Geriatricians note more research is needed to identify how to reach older adults who are socially isolated or lonely, and how to best reduce social isolation and its harmful effect.
What we do know is having regular interaction with family and friends with access to reliable transportation – a strong support system – is vital ones mental, physical and emotional health.

Group exercise programs are a wonderfully effective way to reduce isolation and boost physical and mental health. There are many programs available at senior centers that offer aerobic or lower-impact, like stretching.

Studies also suggest that staying socially active by joining book clubs or church groups may add years to a person’s life after retirement.

Of course, one should never rule out the possibility of moving in to a more supportive place where there are daily activities and a sense of community.

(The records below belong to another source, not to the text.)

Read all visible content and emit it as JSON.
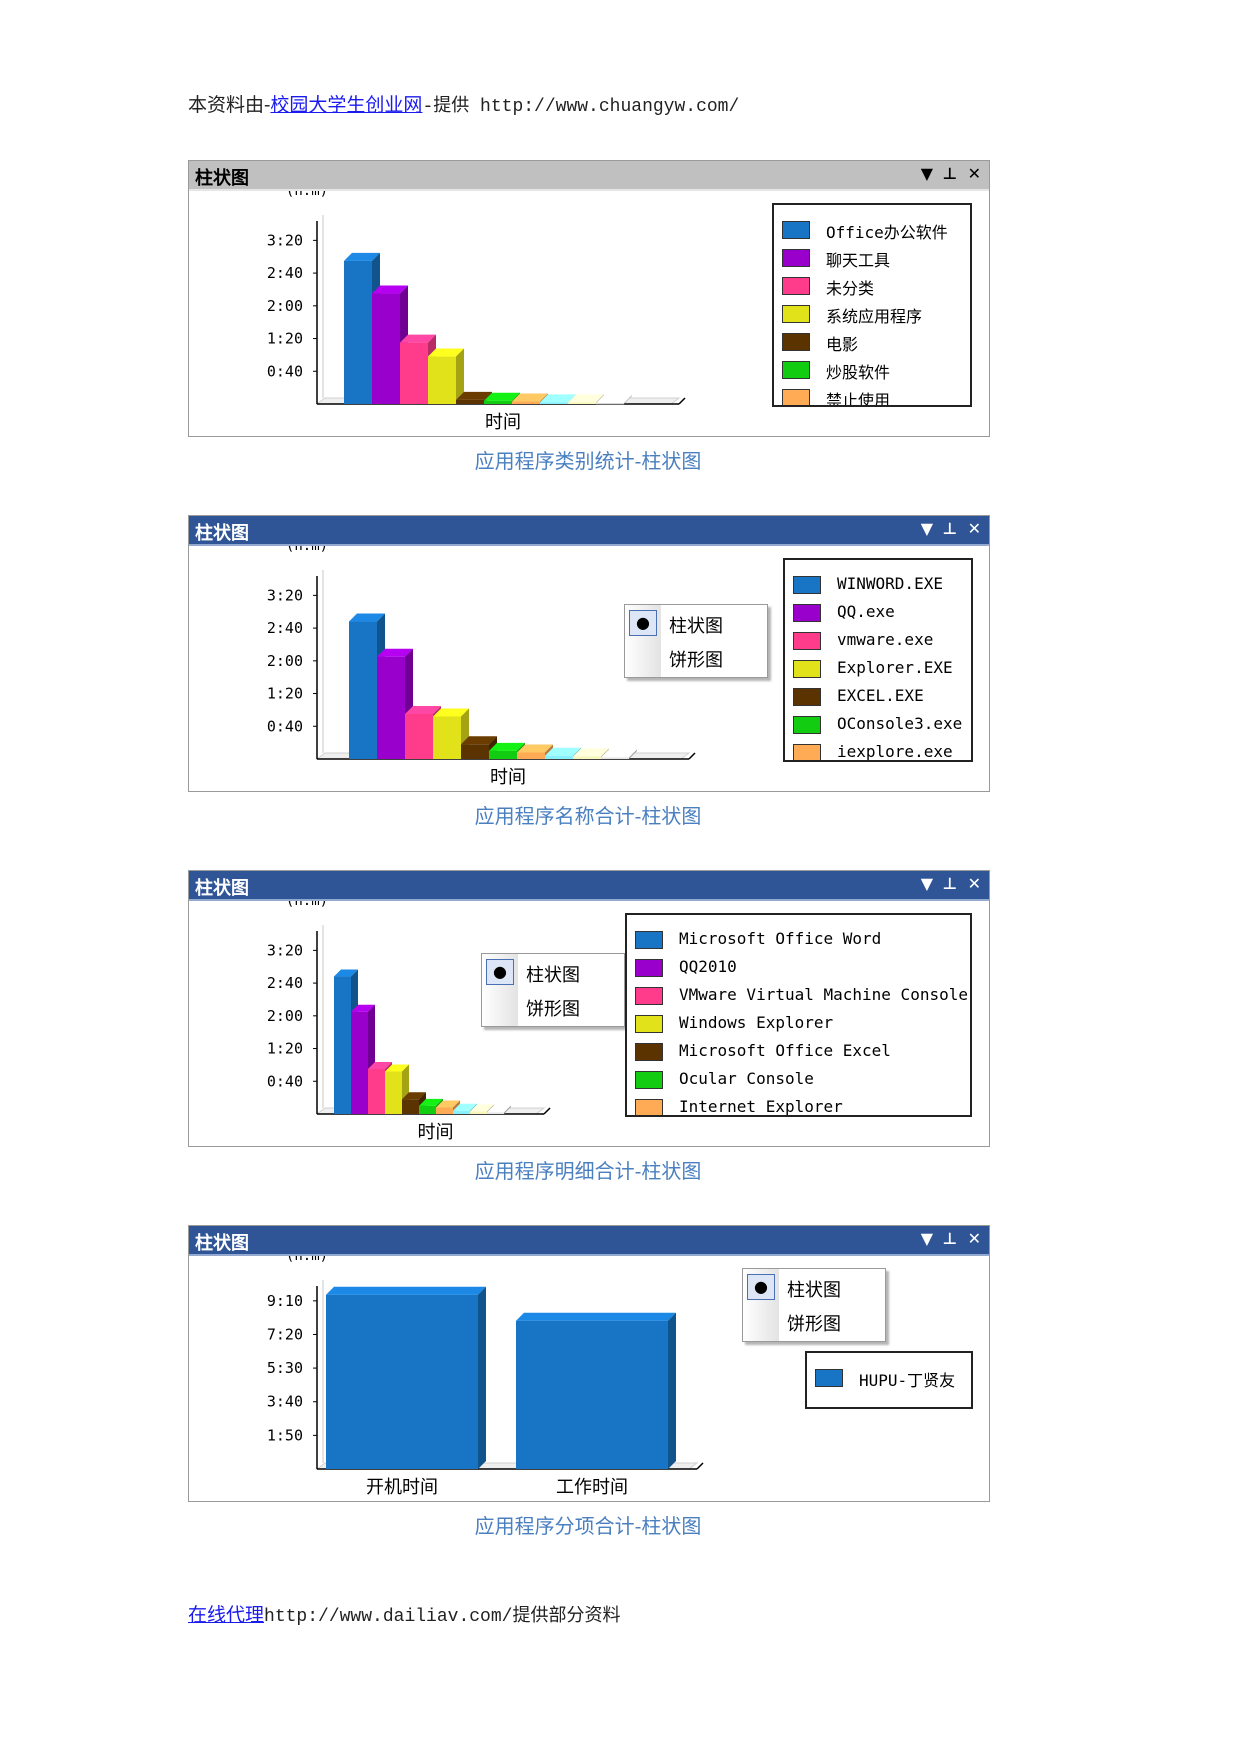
{
  "header": {
    "prefix": "本资料由-",
    "link_text": "校园大学生创业网",
    "suffix": "-提供 http://www.chuangyw.com/"
  },
  "footer": {
    "link_text": "在线代理",
    "suffix": "http://www.dailiav.com/提供部分资料"
  },
  "context_menu": {
    "bar_label": "柱状图",
    "pie_label": "饼形图"
  },
  "panels": [
    {
      "title": "柱状图",
      "caption": "应用程序类别统计-柱状图",
      "legend": [
        {
          "label": "Office办公软件",
          "color": "#1874c4"
        },
        {
          "label": "聊天工具",
          "color": "#9a00cc"
        },
        {
          "label": "未分类",
          "color": "#ff3c8c"
        },
        {
          "label": "系统应用程序",
          "color": "#e2e21a"
        },
        {
          "label": "电影",
          "color": "#5a3300"
        },
        {
          "label": "炒股软件",
          "color": "#11cc11"
        },
        {
          "label": "禁止使用",
          "color": "#ffaa55"
        }
      ]
    },
    {
      "title": "柱状图",
      "caption": "应用程序名称合计-柱状图",
      "legend": [
        {
          "label": "WINWORD.EXE",
          "color": "#1874c4"
        },
        {
          "label": "QQ.exe",
          "color": "#9a00cc"
        },
        {
          "label": "vmware.exe",
          "color": "#ff3c8c"
        },
        {
          "label": "Explorer.EXE",
          "color": "#e2e21a"
        },
        {
          "label": "EXCEL.EXE",
          "color": "#5a3300"
        },
        {
          "label": "OConsole3.exe",
          "color": "#11cc11"
        },
        {
          "label": "iexplore.exe",
          "color": "#ffaa55"
        }
      ]
    },
    {
      "title": "柱状图",
      "caption": "应用程序明细合计-柱状图",
      "legend": [
        {
          "label": "Microsoft Office Word",
          "color": "#1874c4"
        },
        {
          "label": "QQ2010",
          "color": "#9a00cc"
        },
        {
          "label": "VMware Virtual Machine Console",
          "color": "#ff3c8c"
        },
        {
          "label": "Windows Explorer",
          "color": "#e2e21a"
        },
        {
          "label": "Microsoft Office Excel",
          "color": "#5a3300"
        },
        {
          "label": "Ocular Console",
          "color": "#11cc11"
        },
        {
          "label": "Internet Explorer",
          "color": "#ffaa55"
        }
      ]
    },
    {
      "title": "柱状图",
      "caption": "应用程序分项合计-柱状图",
      "legend": [
        {
          "label": "HUPU-丁贤友",
          "color": "#1874c4"
        }
      ]
    }
  ],
  "chart_data": [
    {
      "type": "bar",
      "xlabel": "时间",
      "ylabel": "(h:m)",
      "yticks": [
        "0:40",
        "1:20",
        "2:00",
        "2:40",
        "3:20"
      ],
      "ylim_minutes": [
        0,
        220
      ],
      "categories": [
        "Office办公软件",
        "聊天工具",
        "未分类",
        "系统应用程序",
        "电影",
        "炒股软件",
        "禁止使用",
        "",
        "",
        ""
      ],
      "values_minutes": [
        175,
        135,
        75,
        58,
        5,
        4,
        3,
        2,
        2,
        1
      ],
      "colors": [
        "#1874c4",
        "#9a00cc",
        "#ff3c8c",
        "#e2e21a",
        "#5a3300",
        "#11cc11",
        "#ffaa55",
        "#88f0ff",
        "#f7f7bb",
        "#e6e6e6"
      ]
    },
    {
      "type": "bar",
      "xlabel": "时间",
      "ylabel": "(h:m)",
      "yticks": [
        "0:40",
        "1:20",
        "2:00",
        "2:40",
        "3:20"
      ],
      "ylim_minutes": [
        0,
        220
      ],
      "categories": [
        "WINWORD.EXE",
        "QQ.exe",
        "vmware.exe",
        "Explorer.EXE",
        "EXCEL.EXE",
        "OConsole3.exe",
        "iexplore.exe",
        "",
        "",
        ""
      ],
      "values_minutes": [
        168,
        125,
        55,
        52,
        18,
        10,
        8,
        4,
        3,
        2
      ],
      "colors": [
        "#1874c4",
        "#9a00cc",
        "#ff3c8c",
        "#e2e21a",
        "#5a3300",
        "#11cc11",
        "#ffaa55",
        "#88f0ff",
        "#f7f7bb",
        "#e6e6e6"
      ]
    },
    {
      "type": "bar",
      "xlabel": "时间",
      "ylabel": "(h:m)",
      "yticks": [
        "0:40",
        "1:20",
        "2:00",
        "2:40",
        "3:20"
      ],
      "ylim_minutes": [
        0,
        220
      ],
      "categories": [
        "Microsoft Office Word",
        "QQ2010",
        "VMware Virtual Machine Console",
        "Windows Explorer",
        "Microsoft Office Excel",
        "Ocular Console",
        "Internet Explorer",
        "",
        "",
        ""
      ],
      "values_minutes": [
        168,
        125,
        55,
        52,
        18,
        10,
        8,
        4,
        3,
        2
      ],
      "colors": [
        "#1874c4",
        "#9a00cc",
        "#ff3c8c",
        "#e2e21a",
        "#5a3300",
        "#11cc11",
        "#ffaa55",
        "#88f0ff",
        "#f7f7bb",
        "#e6e6e6"
      ]
    },
    {
      "type": "bar",
      "xlabel": "",
      "ylabel": "(h:m)",
      "yticks": [
        "1:50",
        "3:40",
        "5:30",
        "7:20",
        "9:10"
      ],
      "ylim_minutes": [
        0,
        605
      ],
      "categories": [
        "开机时间",
        "工作时间"
      ],
      "values_minutes": [
        570,
        485
      ],
      "colors": [
        "#1874c4",
        "#1874c4"
      ]
    }
  ]
}
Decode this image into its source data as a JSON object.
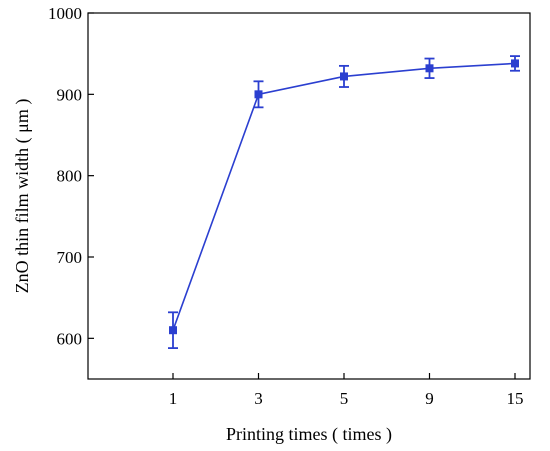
{
  "chart_data": {
    "type": "line",
    "categories": [
      "1",
      "3",
      "5",
      "9",
      "15"
    ],
    "series": [
      {
        "values": [
          610,
          900,
          922,
          932,
          938
        ],
        "errors": [
          22,
          16,
          13,
          12,
          9
        ]
      }
    ],
    "xlabel": "Printing times ( times )",
    "ylabel": "ZnO thin film width ( μm )",
    "ylim": [
      550,
      1000
    ],
    "yticks": [
      600,
      700,
      800,
      900,
      1000
    ],
    "grid": false,
    "legend": "none",
    "marker": "square",
    "colors": {
      "series": "#2b3fd0",
      "axes": "#000000"
    }
  }
}
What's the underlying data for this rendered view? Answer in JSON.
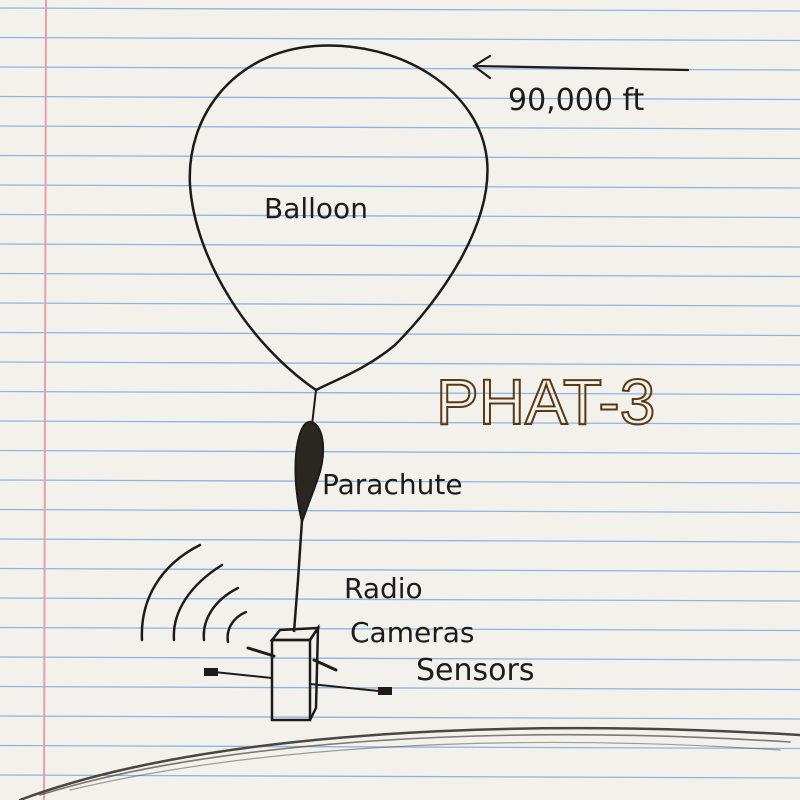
{
  "labels": {
    "altitude": "90,000 ft",
    "balloon": "Balloon",
    "title": "PHAT-3",
    "parachute": "Parachute",
    "radio": "Radio",
    "cameras": "Cameras",
    "sensors": "Sensors"
  },
  "colors": {
    "paper": "#f3f1ec",
    "rule_lines": "#8fb4e0",
    "margin_line": "#e8a0a8",
    "ink": "#1e1c1a",
    "title_ink": "#5a3a14"
  }
}
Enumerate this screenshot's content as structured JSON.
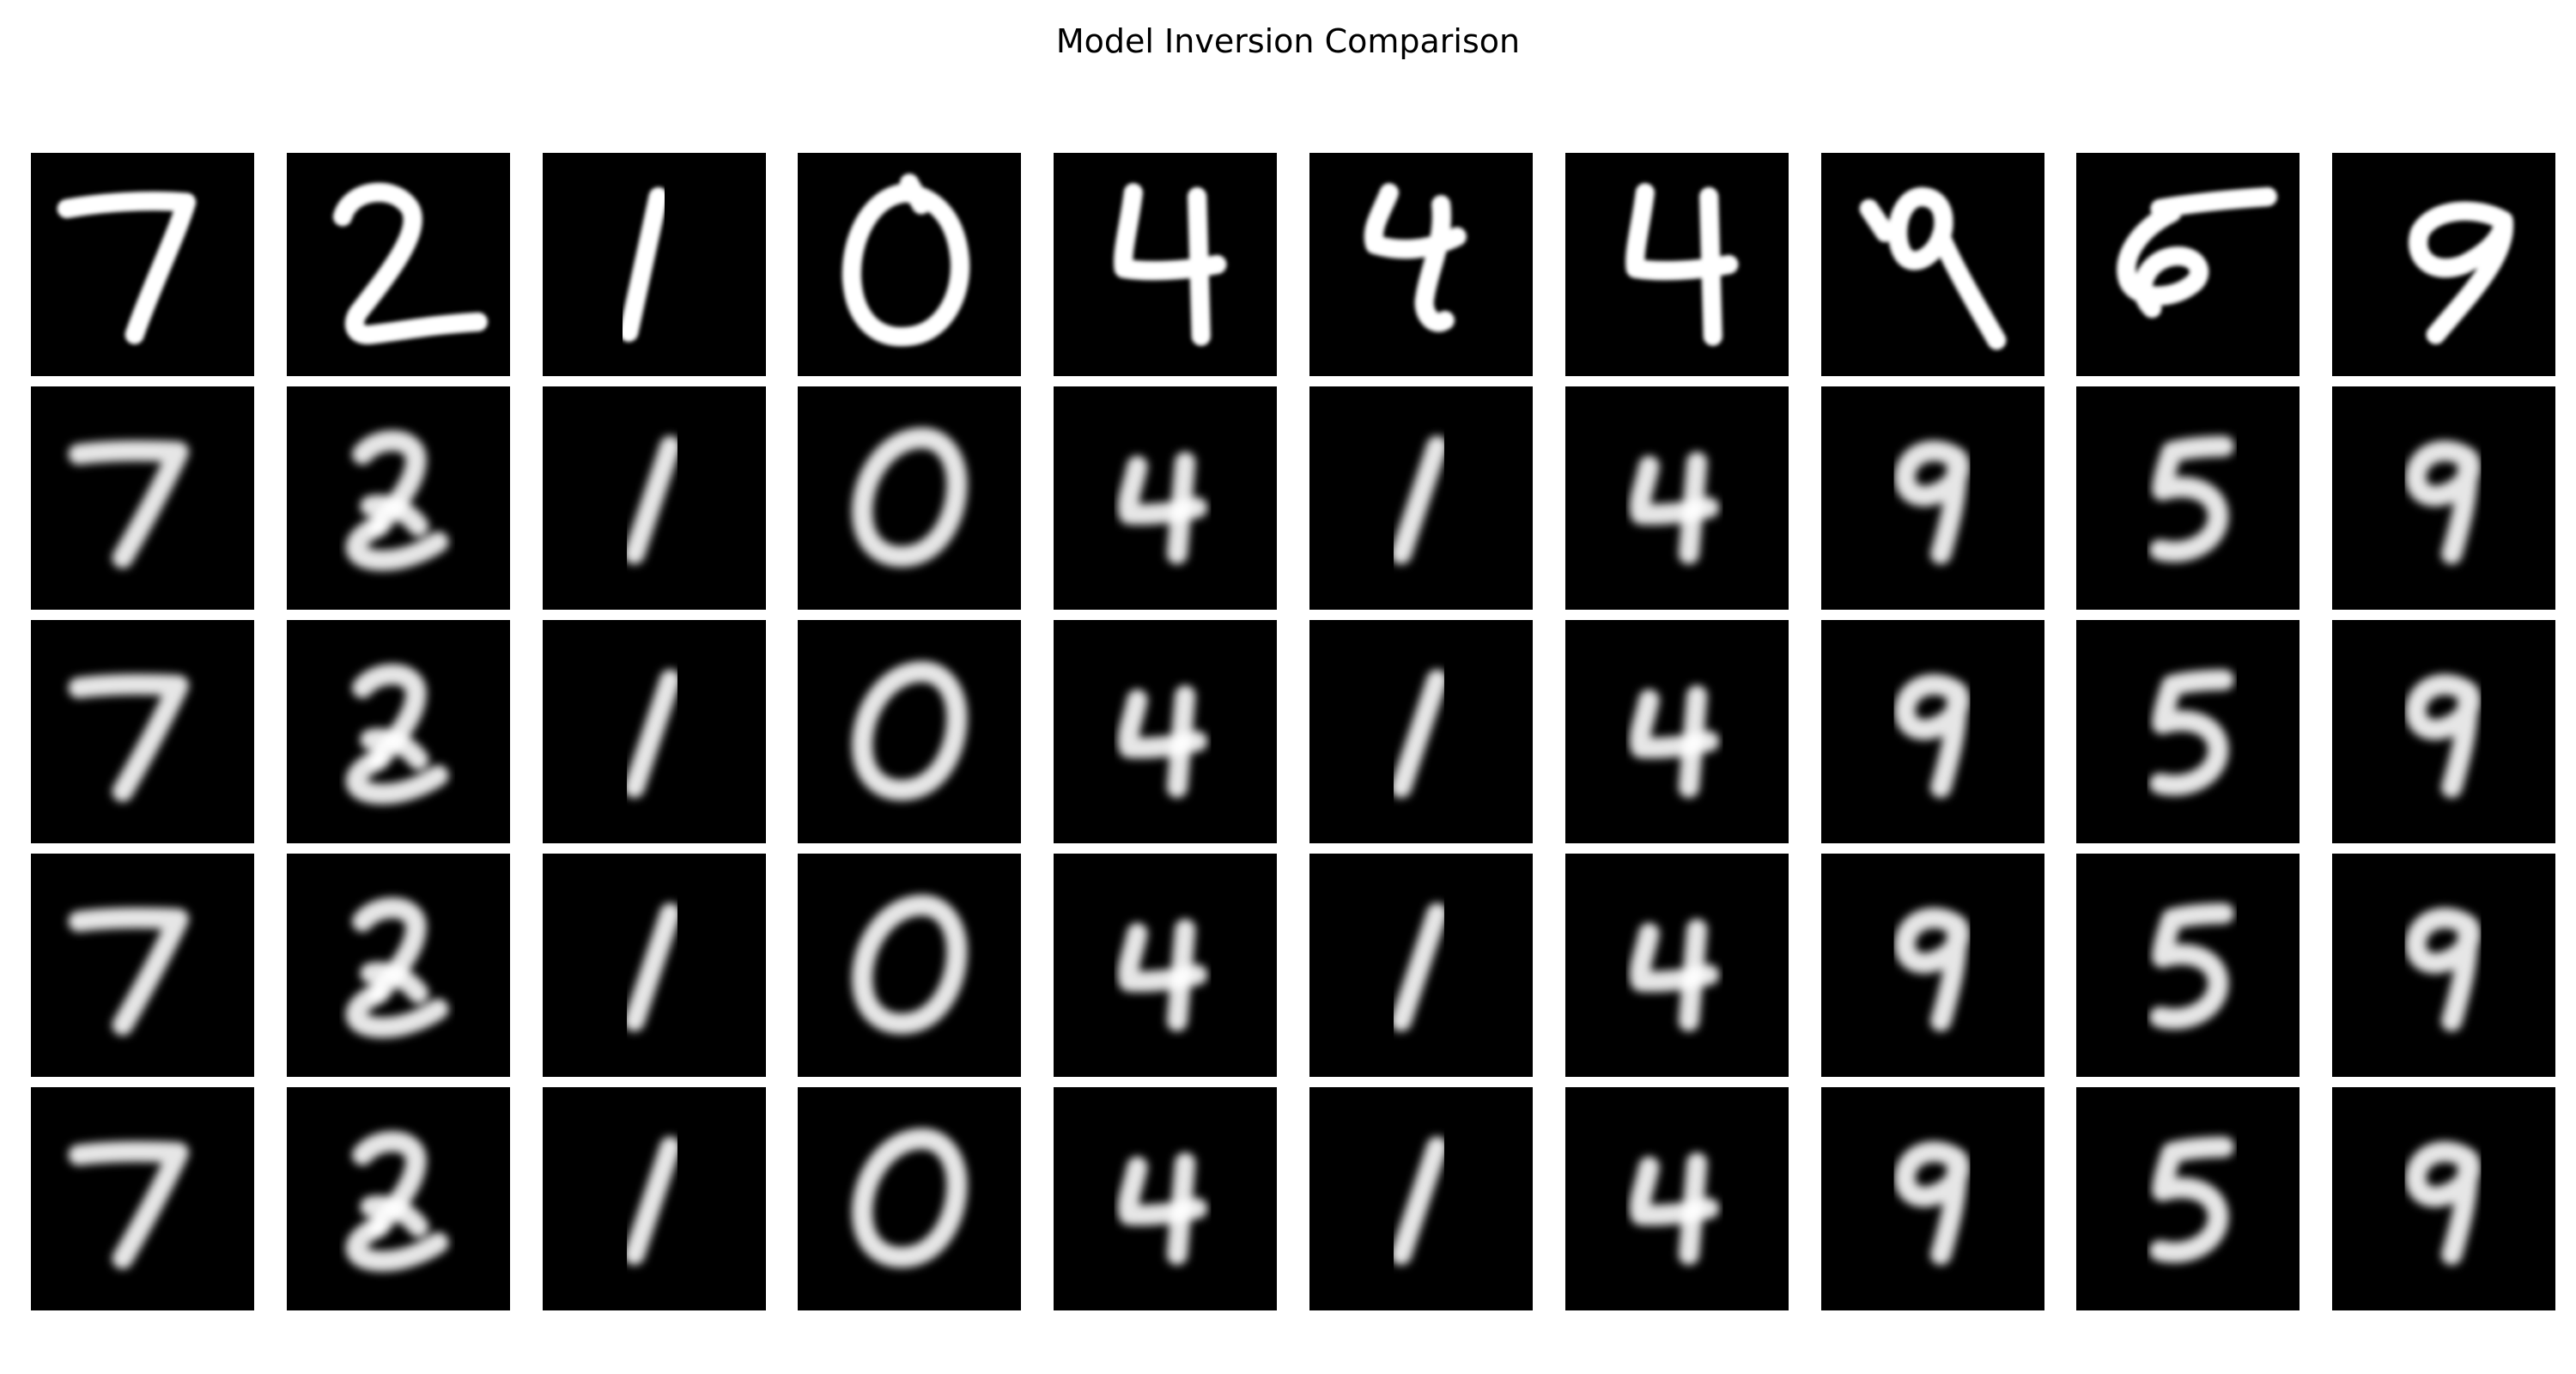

At Aldersgate, one of the most common themes we hear from new residents is “why didn’t we do this sooner?” Friendships are forged every day around the dining table, through book clubs, cultural events and the heated indoor swimming pool.

But is a Life Plan Community right for you? You can always test the waters with online research or visiting a community. However, most importantly, make sure you or your loved one has a plan and adequate support. At Aldersgate, we recognize our elders are interesting, creative, loving and fun-loving individuals. None of these qualities diminish with age. In fact, in retirement, we have more time to discover and rediscover. No matter what your age, you have something important to contribute to society. Like so many other international cultures, our nation needs to honor the wisdom of our elders. They are not to be forgotten, but beloved.